Spotlight: "The Other Boleyn Girl" and "Live A Little"

I should never have put off reading this book. That it's so thick has always discouraged me from getting started, but once I jumped over that hurdle, I found myself completely engrossed in it. It is so much better, so much richer than the movie (though Natalie Portman and Scarlett Johanssen were both really hot).

This novel was so good, it made me research on Henry VIII and his wives, and just how much of the novel was factual. As it turns out, everything is based on facts-- the only points that are fiction are the thoughts, intentions, motivations of the characters. But Anne Boleyn really did have a sister named Mary who was a mistress of the King and bore him two childern. The affair with Anne really did prompt Henry to seek an annulment from his marriage to Katherine of Aragon. And so on, and so forth.

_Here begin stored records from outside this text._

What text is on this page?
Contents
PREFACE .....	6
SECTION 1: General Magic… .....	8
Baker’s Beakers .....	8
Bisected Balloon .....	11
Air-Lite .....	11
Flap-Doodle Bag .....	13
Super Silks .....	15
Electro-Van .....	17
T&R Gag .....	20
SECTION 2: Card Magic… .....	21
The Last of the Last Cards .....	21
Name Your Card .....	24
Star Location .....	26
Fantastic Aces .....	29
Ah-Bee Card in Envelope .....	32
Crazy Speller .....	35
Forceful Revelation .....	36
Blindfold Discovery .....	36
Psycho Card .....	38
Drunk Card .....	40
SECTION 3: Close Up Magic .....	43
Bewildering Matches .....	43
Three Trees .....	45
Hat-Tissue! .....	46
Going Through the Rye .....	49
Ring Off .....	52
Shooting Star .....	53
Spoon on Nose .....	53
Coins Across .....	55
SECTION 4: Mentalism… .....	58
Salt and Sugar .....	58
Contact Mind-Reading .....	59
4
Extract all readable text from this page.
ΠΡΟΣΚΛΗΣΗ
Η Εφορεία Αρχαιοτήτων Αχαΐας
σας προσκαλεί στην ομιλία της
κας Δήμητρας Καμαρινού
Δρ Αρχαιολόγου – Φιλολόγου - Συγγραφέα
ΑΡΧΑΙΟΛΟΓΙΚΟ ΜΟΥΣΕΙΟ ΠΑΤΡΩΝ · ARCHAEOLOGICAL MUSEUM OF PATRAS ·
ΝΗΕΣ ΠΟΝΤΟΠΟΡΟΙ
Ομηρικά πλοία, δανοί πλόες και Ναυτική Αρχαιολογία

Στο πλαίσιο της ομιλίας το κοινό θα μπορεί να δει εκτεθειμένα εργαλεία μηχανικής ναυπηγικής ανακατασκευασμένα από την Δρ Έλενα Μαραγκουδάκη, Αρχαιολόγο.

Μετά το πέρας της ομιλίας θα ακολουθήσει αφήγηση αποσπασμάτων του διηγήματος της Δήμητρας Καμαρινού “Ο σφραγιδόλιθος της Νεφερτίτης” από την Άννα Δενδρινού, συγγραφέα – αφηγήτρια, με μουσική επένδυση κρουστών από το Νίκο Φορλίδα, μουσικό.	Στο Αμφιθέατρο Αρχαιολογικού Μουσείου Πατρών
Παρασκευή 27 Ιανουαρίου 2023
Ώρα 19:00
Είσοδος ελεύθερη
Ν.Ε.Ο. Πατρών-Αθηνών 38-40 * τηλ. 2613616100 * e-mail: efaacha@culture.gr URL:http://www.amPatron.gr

The best thing is, I researched on the rest of Philippa Gregory's novels, and it turns out that a couple more revolve around the same time period: The Constant Princess is about Katherine of Aragon and how she ended up marrying Henry VIII (so it's actually the prequel to The Other Boleyn Girl in a chronological sense); The Boleyn Inheritance takes place immediately after The Other Boleyn Girl and talks about the rest of Henry VIII's wives; The Queen's Fool seems to be the transition novel before the reign of Queen Elizabeth; and The Virgin's Lover is during the reign of Queen Elizabeth I. So even if these novels all stand alone and have separate plots, reading it in order would probably feel like reading an entire saga on English history. Now if only they weren't so long.

I was excited to start reading this novel, and in the beginning, I was amused by her humor. Then it started getting tiresome. Then I couldn't wait for it to end.

It's actually a little difficult to explain what I didn't like about it. While I liked the premise, I felt that everything was becoming too unbelievable. Becoming a breast cancer advocate overnight, thanks to guesting on her sister's talk show (apparently, the sister is like Tyra). The sudden reawakening of her artistic side because she is commissioned to make a series of sculptures using casts of actual breast cancer survivors. By this time, it kinda became more about a mid-life crisis than about her not really having cancer and not knowing how to come clean about it. Add to that too many pop culture references --the daughter wanting to be emancipated because she thinks she's Lindsay Lohan, the image of a pregnant Britney Spears as a deterent for unwanted pregnancy, a breast cancer survivor named "Imelda, like the dictator... and I could imagine her with a closet filled with Manolos"-- and the one phrase that popped into my head was, "This novel is trying too hard."

Too bad, the premise was intriguing, but the execution was nothing great. What a waste of promise.


The good thing is, I'm officially 11 out of 18 on my reading list now! Woohoo!